Reputation: 395
I have run Great Expectation check expect_column_values_to_be_unique check on one of the column. It produced the following result as below.Total There are 62 Duplicates but in the output list it is returning only 20 elements. How to retrieve all duplicate records in that column.
df.expect_column_values_to_be_unique('A')
"exception_info": null,
"expectation_config": {
"expectation_type": "expect_column_values_to_be_unique",
"kwargs": {
"column": "A",
"result_format": "BASIC"
},
"meta": {}
},
"meta": {},
"success": false,
"result": {
"element_count": 100,
"missing_count": 0,
"missing_percent": 0.0,
"unexpected_count": 62,
"unexpected_percent": 62.0,
"unexpected_percent_nonmissing": 62.0,
"partial_unexpected_list": [
37,
62,
72,
53,
22,
61,
95,
21,
64,
59,
77,
53,
0,
22,
24,
46,
0,
16,
78,
60
]
}
}
Upvotes: 0
Views: 1680
Reputation: 56
You're currently passing result_format
as BASIC
. To get the level of detail you're looking for, you'll want to instead pass result_format
for this Expectation as COMPLETE
to get the full list of unexpected values. For example:
df.expect_column_values_to_be_unique(column="A", result_format="COMPLETE")
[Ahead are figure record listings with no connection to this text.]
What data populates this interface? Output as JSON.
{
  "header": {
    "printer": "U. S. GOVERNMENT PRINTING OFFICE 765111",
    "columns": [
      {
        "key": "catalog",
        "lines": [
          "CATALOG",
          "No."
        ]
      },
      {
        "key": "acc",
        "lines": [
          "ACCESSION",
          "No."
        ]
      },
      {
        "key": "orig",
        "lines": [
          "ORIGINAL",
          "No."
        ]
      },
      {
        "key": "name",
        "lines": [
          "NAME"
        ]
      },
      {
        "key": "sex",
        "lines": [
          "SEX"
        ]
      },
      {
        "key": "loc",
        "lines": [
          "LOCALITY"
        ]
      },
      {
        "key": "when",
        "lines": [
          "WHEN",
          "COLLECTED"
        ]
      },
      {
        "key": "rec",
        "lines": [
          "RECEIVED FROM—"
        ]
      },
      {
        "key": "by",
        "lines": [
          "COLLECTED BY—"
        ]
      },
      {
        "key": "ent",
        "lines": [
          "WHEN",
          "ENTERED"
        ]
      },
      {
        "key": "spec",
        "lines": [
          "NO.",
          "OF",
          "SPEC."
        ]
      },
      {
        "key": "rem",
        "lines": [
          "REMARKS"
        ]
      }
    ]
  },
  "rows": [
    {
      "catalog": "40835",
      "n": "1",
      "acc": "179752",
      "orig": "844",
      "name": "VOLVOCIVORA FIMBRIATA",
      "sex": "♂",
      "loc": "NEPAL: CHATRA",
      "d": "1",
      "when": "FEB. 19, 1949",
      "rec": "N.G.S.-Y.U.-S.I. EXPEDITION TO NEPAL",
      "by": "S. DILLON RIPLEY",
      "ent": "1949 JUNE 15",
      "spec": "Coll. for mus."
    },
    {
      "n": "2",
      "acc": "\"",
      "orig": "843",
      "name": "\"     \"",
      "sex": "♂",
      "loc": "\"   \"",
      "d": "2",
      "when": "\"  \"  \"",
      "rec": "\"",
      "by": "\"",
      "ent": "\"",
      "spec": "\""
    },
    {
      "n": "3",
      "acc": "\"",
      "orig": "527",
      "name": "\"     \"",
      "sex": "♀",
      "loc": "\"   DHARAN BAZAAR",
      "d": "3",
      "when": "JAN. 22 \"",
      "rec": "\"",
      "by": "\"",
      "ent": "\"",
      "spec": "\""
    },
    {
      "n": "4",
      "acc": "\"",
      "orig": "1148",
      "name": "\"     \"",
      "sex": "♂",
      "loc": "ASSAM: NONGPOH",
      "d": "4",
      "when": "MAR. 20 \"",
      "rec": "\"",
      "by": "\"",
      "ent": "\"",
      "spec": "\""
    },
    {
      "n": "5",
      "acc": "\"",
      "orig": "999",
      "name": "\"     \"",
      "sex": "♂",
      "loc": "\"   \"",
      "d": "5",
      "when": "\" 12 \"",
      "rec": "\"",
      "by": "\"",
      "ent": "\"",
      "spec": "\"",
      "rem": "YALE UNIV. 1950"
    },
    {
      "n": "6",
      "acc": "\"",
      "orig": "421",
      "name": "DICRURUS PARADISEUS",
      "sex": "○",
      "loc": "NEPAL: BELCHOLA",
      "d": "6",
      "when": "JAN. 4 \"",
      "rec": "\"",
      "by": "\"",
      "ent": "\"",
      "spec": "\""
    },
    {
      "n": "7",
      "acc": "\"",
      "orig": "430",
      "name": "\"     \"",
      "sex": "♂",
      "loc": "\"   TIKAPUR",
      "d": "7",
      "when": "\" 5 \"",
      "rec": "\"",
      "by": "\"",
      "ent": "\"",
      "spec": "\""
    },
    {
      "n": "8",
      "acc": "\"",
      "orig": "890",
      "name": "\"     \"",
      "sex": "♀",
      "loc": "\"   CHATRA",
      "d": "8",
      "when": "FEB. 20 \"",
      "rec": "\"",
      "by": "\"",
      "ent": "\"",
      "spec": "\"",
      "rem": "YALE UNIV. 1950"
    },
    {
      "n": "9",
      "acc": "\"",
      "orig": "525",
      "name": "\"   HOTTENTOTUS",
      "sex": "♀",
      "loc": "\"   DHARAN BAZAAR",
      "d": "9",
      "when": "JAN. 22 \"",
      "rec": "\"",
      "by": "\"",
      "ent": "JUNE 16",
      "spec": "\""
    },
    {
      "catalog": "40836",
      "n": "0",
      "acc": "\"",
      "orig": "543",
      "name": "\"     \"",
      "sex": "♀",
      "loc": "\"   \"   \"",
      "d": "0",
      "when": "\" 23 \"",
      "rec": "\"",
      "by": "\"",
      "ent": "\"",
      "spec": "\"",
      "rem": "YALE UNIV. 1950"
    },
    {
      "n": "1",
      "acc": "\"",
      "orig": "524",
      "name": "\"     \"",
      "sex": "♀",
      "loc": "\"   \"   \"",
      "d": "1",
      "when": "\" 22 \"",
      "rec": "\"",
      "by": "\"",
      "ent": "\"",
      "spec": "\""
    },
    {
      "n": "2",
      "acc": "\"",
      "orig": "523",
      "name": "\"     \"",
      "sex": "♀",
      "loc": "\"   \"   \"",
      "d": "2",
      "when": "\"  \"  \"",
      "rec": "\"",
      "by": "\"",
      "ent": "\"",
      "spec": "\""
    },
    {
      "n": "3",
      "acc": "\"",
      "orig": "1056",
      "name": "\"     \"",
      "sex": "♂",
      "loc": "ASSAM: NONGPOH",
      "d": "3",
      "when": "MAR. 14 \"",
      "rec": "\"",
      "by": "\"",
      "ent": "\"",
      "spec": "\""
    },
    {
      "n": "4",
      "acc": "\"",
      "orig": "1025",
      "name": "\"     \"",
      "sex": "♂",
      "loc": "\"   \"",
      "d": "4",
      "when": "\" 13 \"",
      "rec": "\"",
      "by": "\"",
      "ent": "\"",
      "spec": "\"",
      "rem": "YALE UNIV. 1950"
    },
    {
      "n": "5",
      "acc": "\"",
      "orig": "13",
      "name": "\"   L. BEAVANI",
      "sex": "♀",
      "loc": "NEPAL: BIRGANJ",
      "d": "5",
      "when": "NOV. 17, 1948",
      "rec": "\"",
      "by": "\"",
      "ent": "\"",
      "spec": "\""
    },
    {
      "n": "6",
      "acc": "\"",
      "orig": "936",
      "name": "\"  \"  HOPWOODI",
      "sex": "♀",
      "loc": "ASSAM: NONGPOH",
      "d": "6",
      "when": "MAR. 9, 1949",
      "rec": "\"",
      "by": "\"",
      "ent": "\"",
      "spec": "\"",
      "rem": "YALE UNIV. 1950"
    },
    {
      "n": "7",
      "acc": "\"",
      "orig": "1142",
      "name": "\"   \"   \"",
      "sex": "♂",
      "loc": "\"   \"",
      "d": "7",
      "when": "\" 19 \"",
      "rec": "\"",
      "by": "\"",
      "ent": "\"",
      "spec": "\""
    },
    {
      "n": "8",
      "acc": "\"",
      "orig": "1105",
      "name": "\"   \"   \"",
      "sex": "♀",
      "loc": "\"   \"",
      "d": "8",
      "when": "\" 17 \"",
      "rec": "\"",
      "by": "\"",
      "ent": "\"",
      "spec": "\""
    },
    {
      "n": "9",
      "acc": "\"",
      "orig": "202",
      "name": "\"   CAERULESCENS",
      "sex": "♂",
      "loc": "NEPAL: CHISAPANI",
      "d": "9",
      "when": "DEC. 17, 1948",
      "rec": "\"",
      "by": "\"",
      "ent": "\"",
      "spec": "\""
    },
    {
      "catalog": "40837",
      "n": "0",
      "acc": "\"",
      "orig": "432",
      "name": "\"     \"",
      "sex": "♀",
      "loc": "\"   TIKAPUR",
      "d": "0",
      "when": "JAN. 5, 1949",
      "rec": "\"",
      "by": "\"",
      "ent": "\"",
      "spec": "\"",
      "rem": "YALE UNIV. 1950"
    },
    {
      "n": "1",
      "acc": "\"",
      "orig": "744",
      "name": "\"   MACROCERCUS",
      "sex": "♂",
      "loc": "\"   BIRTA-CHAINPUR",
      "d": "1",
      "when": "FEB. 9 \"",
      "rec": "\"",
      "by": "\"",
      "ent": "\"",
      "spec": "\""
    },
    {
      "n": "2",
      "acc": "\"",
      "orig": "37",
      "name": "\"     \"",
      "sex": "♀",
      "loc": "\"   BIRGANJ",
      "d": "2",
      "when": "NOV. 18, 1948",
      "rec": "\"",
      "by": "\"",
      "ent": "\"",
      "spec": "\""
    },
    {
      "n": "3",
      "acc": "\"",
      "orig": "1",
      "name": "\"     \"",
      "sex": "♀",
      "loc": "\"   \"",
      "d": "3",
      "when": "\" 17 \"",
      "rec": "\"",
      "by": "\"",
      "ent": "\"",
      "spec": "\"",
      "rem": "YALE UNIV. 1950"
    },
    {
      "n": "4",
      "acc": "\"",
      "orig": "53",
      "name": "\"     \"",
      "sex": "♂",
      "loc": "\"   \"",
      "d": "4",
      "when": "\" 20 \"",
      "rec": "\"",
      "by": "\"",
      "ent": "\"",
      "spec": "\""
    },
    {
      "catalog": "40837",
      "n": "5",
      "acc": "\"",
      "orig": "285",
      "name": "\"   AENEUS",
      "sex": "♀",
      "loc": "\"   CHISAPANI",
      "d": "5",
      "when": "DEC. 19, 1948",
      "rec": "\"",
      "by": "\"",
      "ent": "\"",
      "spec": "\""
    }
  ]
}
See this documentation for more on result_format
.
Upvotes: 2
Reputation: 5125
I think you are using "show" without parameters. By default this only shows the first 20 rows. If you wish to see more you need to pass in how many rows you want to see: (This will show you 200 rows, and not truncate the length of the column)
df.select( col("*") ).show(200,false)
Upvotes: 0